Par un violent effort, il s'arrache à l'épreuve cruelle pour laquelle il n'était point préparé, puis il rejoint ceux qui lui prêtèrent secours sous le chêne où nous l'avions trouvé. Un des soldats vendéens s'approche alors de lui : "Que faut-il faire, dit-il, de nos prisonniers ? - Qu'on les fusille tous !" répond le malheureux père. Il continue sa route, et quelques minutes après, un feu de peloton se fit entendre. Le vieux Joly ne détourna pas la tête.

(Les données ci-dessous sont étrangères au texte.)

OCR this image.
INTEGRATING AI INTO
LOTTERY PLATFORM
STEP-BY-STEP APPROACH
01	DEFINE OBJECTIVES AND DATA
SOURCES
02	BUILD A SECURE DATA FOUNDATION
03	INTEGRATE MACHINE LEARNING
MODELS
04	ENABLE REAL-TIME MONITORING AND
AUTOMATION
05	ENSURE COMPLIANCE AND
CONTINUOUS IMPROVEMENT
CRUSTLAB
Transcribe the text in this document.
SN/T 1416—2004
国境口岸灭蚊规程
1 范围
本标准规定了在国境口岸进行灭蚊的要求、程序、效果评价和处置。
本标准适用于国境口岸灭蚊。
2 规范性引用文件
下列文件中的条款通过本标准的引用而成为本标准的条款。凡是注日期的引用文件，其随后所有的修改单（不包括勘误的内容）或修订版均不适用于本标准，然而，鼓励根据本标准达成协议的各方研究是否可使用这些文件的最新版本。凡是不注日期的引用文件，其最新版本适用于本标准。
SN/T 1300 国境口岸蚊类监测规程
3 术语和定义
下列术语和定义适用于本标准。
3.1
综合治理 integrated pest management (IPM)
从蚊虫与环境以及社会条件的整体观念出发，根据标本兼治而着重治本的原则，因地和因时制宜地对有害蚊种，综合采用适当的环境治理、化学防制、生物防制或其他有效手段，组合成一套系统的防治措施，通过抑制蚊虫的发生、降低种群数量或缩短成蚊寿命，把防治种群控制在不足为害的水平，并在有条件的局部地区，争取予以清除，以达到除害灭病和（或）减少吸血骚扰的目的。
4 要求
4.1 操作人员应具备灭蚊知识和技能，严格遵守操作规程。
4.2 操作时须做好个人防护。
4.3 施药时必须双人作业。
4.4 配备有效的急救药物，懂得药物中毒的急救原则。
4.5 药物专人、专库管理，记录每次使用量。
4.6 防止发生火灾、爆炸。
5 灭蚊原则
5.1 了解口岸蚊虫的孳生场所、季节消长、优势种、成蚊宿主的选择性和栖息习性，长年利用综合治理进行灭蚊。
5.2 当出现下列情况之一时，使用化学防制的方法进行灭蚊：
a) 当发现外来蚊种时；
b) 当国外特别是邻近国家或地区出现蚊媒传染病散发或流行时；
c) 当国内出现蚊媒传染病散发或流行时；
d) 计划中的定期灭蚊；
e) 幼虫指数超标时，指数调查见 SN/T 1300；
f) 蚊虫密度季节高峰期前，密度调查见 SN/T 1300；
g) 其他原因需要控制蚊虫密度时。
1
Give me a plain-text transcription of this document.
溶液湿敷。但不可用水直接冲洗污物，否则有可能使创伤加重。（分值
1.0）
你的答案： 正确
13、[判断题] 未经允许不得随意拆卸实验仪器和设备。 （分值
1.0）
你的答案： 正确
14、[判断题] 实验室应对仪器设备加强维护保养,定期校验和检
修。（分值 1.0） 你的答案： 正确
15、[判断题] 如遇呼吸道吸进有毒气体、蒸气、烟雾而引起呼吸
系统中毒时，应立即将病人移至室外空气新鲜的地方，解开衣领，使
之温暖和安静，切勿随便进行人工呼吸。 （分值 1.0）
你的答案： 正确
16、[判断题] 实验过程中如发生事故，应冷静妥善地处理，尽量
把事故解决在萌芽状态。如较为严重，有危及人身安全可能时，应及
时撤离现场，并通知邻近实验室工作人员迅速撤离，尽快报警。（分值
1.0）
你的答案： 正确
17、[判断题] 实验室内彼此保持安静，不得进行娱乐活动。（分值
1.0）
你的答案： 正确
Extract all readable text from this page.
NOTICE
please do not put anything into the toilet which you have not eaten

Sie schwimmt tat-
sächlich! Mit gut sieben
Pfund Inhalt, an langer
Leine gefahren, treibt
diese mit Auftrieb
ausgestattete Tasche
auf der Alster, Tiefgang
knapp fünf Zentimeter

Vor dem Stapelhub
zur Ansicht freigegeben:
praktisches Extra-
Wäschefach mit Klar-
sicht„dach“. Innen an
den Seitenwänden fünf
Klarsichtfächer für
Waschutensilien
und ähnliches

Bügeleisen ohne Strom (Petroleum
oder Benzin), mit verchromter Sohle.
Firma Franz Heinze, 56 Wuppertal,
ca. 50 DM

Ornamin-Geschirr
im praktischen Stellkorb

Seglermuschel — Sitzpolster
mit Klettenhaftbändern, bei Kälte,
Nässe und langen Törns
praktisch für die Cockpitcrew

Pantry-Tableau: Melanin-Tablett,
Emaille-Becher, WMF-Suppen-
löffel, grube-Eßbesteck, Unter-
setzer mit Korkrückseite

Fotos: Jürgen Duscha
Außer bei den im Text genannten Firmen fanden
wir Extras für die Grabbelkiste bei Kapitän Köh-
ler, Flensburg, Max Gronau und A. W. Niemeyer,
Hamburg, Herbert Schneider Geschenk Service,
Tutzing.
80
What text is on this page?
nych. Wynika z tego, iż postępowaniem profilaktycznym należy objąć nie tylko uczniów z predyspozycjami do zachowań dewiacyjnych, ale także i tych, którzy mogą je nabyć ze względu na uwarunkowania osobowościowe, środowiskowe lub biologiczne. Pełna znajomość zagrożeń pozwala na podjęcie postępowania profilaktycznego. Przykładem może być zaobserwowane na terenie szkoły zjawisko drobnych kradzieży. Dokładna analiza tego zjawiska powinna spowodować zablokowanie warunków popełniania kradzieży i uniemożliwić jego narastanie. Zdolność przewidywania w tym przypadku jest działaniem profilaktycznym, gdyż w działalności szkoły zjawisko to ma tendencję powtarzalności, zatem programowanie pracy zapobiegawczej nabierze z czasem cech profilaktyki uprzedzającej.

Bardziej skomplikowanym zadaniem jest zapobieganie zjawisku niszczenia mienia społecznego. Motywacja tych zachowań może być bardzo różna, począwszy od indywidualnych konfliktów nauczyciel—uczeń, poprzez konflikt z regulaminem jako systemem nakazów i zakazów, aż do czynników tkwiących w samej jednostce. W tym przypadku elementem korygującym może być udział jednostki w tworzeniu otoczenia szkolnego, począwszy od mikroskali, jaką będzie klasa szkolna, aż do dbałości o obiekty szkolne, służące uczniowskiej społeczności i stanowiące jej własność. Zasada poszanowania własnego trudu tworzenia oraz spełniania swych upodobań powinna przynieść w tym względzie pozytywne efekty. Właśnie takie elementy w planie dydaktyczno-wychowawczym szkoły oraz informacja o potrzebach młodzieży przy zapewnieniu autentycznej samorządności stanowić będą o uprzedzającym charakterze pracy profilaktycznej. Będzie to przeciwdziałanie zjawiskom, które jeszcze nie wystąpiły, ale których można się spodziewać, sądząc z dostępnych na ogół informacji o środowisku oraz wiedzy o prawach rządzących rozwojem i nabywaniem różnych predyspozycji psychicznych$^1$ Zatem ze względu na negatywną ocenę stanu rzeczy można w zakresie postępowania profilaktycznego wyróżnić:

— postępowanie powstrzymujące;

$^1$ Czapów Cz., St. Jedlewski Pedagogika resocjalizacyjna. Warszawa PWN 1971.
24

Courage surhumain que notre faiblesse d'homme ne nous permet d'admirer qu'en frémissant ! Il avance dans les rangs pressés des Vendéens que la stupeur rend immobiles. On le voit pénétrer dans la maison qu'occupait Charette : "Général, lui dit-il d'un ton froid et plein d'une sombre dignité, nos soldats avaient fait cinq ou six prisonniers ; l'un d'eux se disait mon fils. Tous sont morts." Et à ces mots, Jacques Joly essuyait une sueur glacée qui tombait de son front. Charette le contempla avec une pitié mêlée d'horreur. "Joly, s'écria-t-il, le rôle de Brutus ne convient pas à un Vendéen." Puis le vieillard sortit, et au premier combat qui se livra, on le vit, plus audacieux que jamais, affronter les balles et défier la mort. Il ne put la trouver. Quelques jours s'écoulèrent encore, et une patrouille de Vendéens se présenta au camp de Léger (Legé), rapportant sur un lit de feuillage le cadavre mutilé d'un vieux soldat. C'était Joly. Qui avait pu lui donner la mort ? qui avait défiguré son visage à coups de sabre ? personne ne put le savoir. Seulement quelques Vendéens, qui voulaient rendre guerre pour guerre, se pressèrent autour de leur premier général. On l'ensevelit dans le tombeau que ses mains avaient creusé pour l'enfant de son coeur. Des larmes coulèrent sur ce cercueil, et la Vendée entière, tout en déplorant un semblable sacrifice, conserva long-temps le souvenir de cet homme étonnant que les anciens eussent déifié, et qui, parmi les chrétiens, ne trouva que quelques stoïques admirateurs.

J.C.J. - Journal des anecdotes anciennes, modernes et contemporaines.